Rozwiązujesz dyktando:
Świąteczne dyktando
W szczególnym dla wielu osób czasie, czyli w Wigilię Bożego Narodzenia, od wczesnego ranka w każdym domu jest gwarno. Mama miesza kapustę z grochem i fasolą, tata przynosi pachnącą choinkę, dzieci przygotowują stół i ozdoby na drzewko. Każdy ma pełne ręce roboty, nie ma czasu na leniuchowanie. Śnieg prószy za oknem, a ptaszki przylatują do karmnika wypełnionego tłustą słoninką i nasionami. W tym czasie u świętego Mikołaja też nikt nie próżnuje. Elfiki uwijają się, jak tylko mogą. Najważniejszy renifer, czyli Rudolf, już sprawdza stan techniczny sań, bo przecież sanie tak ważnej osoby nie mogą się zepsuć i nie dowieźć prezentów do dzieci.

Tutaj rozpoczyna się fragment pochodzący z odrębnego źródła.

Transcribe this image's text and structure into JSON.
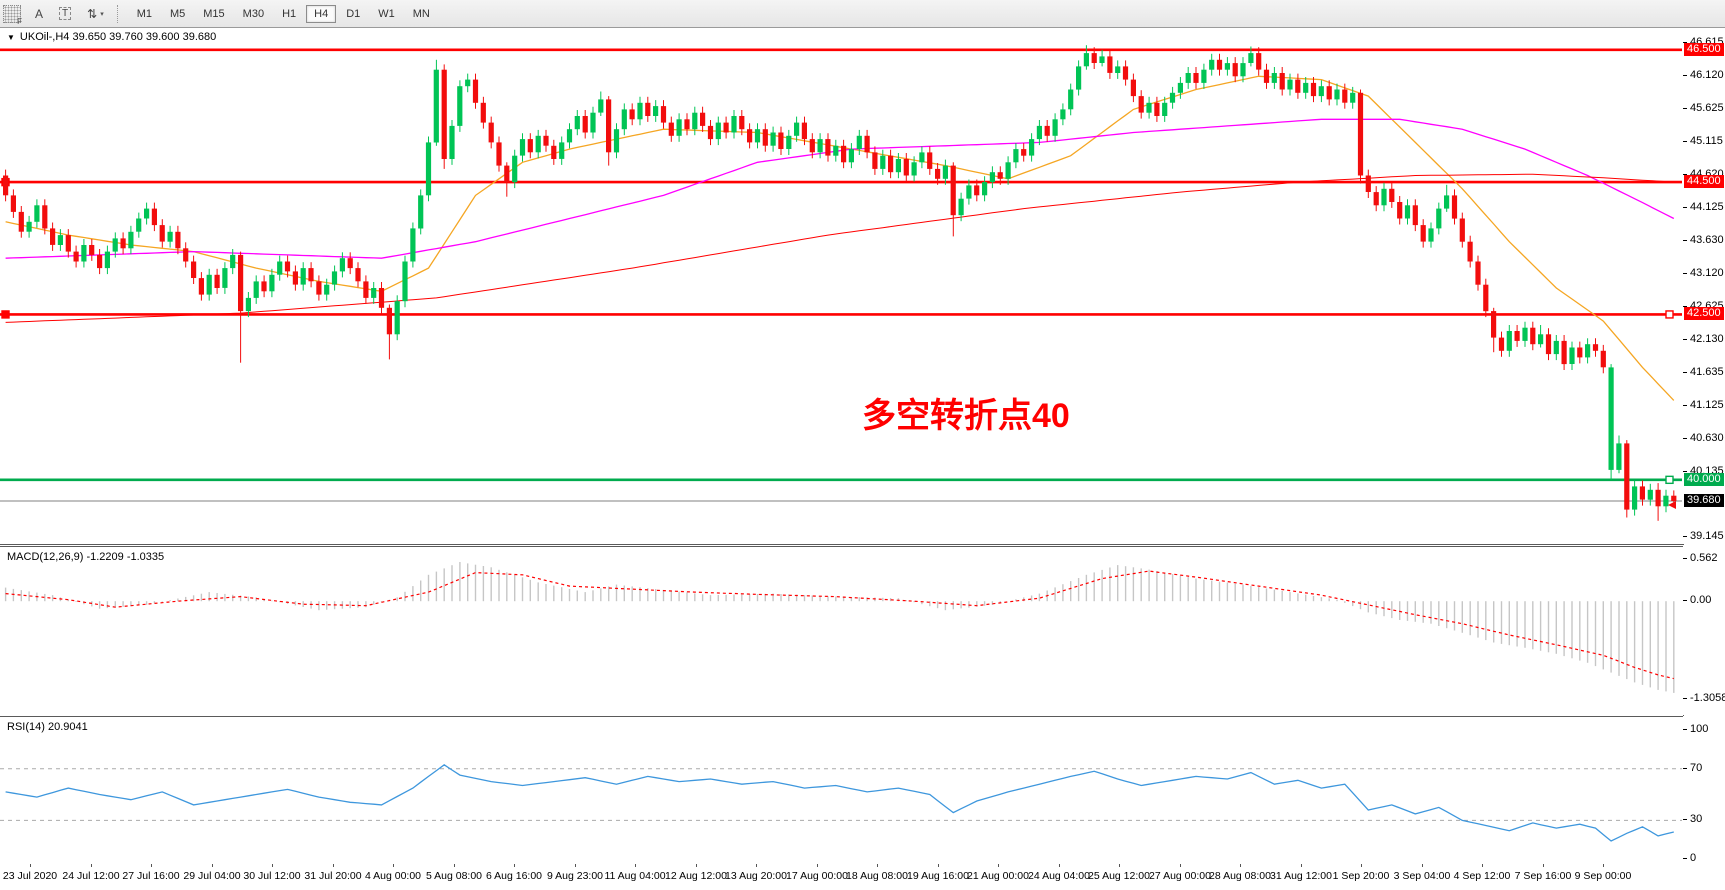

U babci w domku panuje kompletny spokój i cisza, bo przecież wirus pokrzyżował babcine plany. Dom miał pękać w szwach od dużej ilości ludzi, sąsiadów, dzieci, wnuków, a tu nici z tego. Wszyscy zostali w swoich domach i babci nudno, nie ma dla kogo przygotowywać pierników, robić kompoty z suszonych owoców. Nawet choinki nie ma z kim ubierać. Babcia zamówiła dwanaście potraw przez Internet, on-line, i po sprawie. Choinkę ubierze dziadek i po problemie. Dziadkowie te święta spędzą sami.